Когда на сцене разгораются страсти и нарастает мелодия, ее ни в каком случае немыслимо прерывать какими-нибудь ненужными модуляциями или произвольными уклонениями в ритме. Отсюда вытекала и скупость инструментовки в оркестровом аккомпанементе, сознательное воздержание от музыкально-выразительных приемов до той минуты, пока ситуация не разрастется настолько, что зритель начнет постигать происходящее перед его глазами не столько разумом, сколько чувством. И никто не решался отрицать, что я достигаю искомого впечатления, когда, сидя за роялем, я сам веду сцену состязания певцов. Здесь же главная трудность теперешнего и всех будущих моих успехов заключалась в том, чтобы наши оперные певцы поняли свою задачу так, как это намечено мной.

По недостатку опыта упустив, как и прежде при исполнении «Летучего Голландца», эту сторону дела, я только теперь осознал вред сделанной ошибки во всем ее объеме и с величайшей ревностью стал обдумывать, как бы разъяснить певцам необходимый характер исполнения. К сожалению, повлиять на Тихачека, как я уже говорил, было немыслимо. Можно было опасаться, что, стараясь внушить ему вещи, совершенно для него недоступные, я его окончательно собью с толку. Свои преимущества он знал хорошо: знал, что у него металлический голос, что он поет музыкально чисто, с чувством ритма, что он фразирует с удивительной отчетливостью. Но что всего этого недостаточно, это я и сам только теперь понял, к великому изумлению. Когда на первом представлении я с ужасом услышал, как Тангейзер к концу состязания певцов, вместо того чтобы в бешеном экстазе, забыв все на свете, излиться в хвалебной песне Венере, нежно и искательно обращается с нею к Елизавете, услышал то, что непостижимым образом ускользнуло от меня на репетициях, я вспомнил предупреждения Шрёдер-Девриент и мог, как некогда Крез на костре, воскликнуть: «О, Солон, Солон!»

178

Таким образом, с «Тангейзером», несмотря на всю живость и мелодическую красоту сцены состязания и несмотря на все музыкальные достоинства самого певца, мне не повезло. Зато мне посчастливилось у другого певца открыть особого рода достоинства и вызвать к жизни элемент, никогда еще до сих пор явственно в опере не проявлявшийся. Я говорю о баритоне Миттервурцере, замкнутом, малообщительном человеке. Наблюдая его в некоторых ролях, я заметил, что он не только обладает мягким, приятным голосом, но умеет своим пением приводить в движение интимнейшие сердечные струны. Ему я доверил партию Вольфрама и имел все основания быть довольным рвением и успешностью его работы. На него я должен был рассчитывать, если хотел реализовать свои до сих пор невысказанные пожелания и довести их до конца.

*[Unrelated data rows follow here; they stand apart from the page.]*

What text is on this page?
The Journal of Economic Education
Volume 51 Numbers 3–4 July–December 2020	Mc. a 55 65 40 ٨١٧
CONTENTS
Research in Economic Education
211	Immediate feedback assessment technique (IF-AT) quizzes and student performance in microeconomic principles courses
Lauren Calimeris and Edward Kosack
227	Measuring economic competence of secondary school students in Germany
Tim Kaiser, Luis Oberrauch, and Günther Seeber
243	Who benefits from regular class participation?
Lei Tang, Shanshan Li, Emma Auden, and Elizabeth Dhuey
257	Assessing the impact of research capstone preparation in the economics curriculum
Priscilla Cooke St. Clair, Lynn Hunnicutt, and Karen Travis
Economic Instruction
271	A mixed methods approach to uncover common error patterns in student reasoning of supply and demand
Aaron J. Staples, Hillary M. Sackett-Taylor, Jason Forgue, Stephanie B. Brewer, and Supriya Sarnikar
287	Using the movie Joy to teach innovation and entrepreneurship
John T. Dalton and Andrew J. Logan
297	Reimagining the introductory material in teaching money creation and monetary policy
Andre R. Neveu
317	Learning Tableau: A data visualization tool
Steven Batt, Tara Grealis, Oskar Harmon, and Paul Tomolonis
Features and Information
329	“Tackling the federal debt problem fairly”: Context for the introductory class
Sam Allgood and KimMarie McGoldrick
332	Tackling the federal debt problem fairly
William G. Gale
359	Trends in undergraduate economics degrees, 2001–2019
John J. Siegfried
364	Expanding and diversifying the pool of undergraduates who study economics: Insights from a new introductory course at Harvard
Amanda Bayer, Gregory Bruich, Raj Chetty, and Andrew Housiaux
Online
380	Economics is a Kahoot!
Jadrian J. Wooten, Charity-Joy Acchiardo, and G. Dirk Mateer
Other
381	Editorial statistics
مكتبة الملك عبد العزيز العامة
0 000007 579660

На проблемной сцене состязания певцов мне особенно важно было проверить себя, доказать правильность моих взглядов. Для этой цели я начал с ним проходить песнь, которой открывается состязание. После того как я передал ему по-своему то, чего добиваюсь, я был поражен, насколько новым и трудным все это ему показалось. Он был совершенно не в состоянии повторить ее за мной, и каждый раз немедленно сбивался на обычную банальную манеру певцов. Было очевидно, что он и теперь не видит в этой вещи ничего, кроме обыкновенной речитативной фразы, передаваемой с произвольной гибкостью в интересах удобства голоса то так, то иначе. Его и самого удивляла собственная неспособность пропеть вещь так, как я ему показывал. Однако новизной и верностью моих указаний и требований он был так поражен, что просил на время прекратить дальнейшие хлопоты и дать ему освоиться с новым для него миром, дать ему справиться с задачей собственными силами.

На нескольких репетициях он пел вполголоса, как бы для того, чтобы отделаться как-нибудь от своих обязанностей, но на генеральной репетиции он спел свою песнь полным голосом и так великолепно, что с тех пор и доныне этот случай является для меня якорем надежды на то, что возможно все-таки найти нужных певцов и подготовить их к выполнению моих замыслов, несмотря на всю губительность нашего оперного строя. Впечатление исполненной им песни, для правильной передачи которой он словно совершенно переродился, по внешности, по манере, по всему, послужило – что особенно замечательно – как бы исходным пунктом для публики в смысле верного понимания моего произведения. Решение одной задачи сделало Миттервурцера сразу зрелым художником, и роль Вольфрама, проведенная прекрасно и с большим подъемом, спасла оперу после не вполне удачного первого представления от грозившего ей серьезного провала.

179

Рядом с ним в выгодном свете вырисовалась только фигура Елизаветы. Молодость моей племянницы, ее высокая, стройная фигура, характерный немецкий тип ее лица, ее тогда еще неподражаемо прекрасный голос с трогательно-детским выражением, ее разумно направленный актерский, если не драматический, талант – все это помогло ей покорить сердца публики. Благодаря этой роли она скоро прославилась, и еще потом, когда мне передавали об успехе «Тангейзера», всякий раз отмечали, что им он обязан почти исключительно ей одной.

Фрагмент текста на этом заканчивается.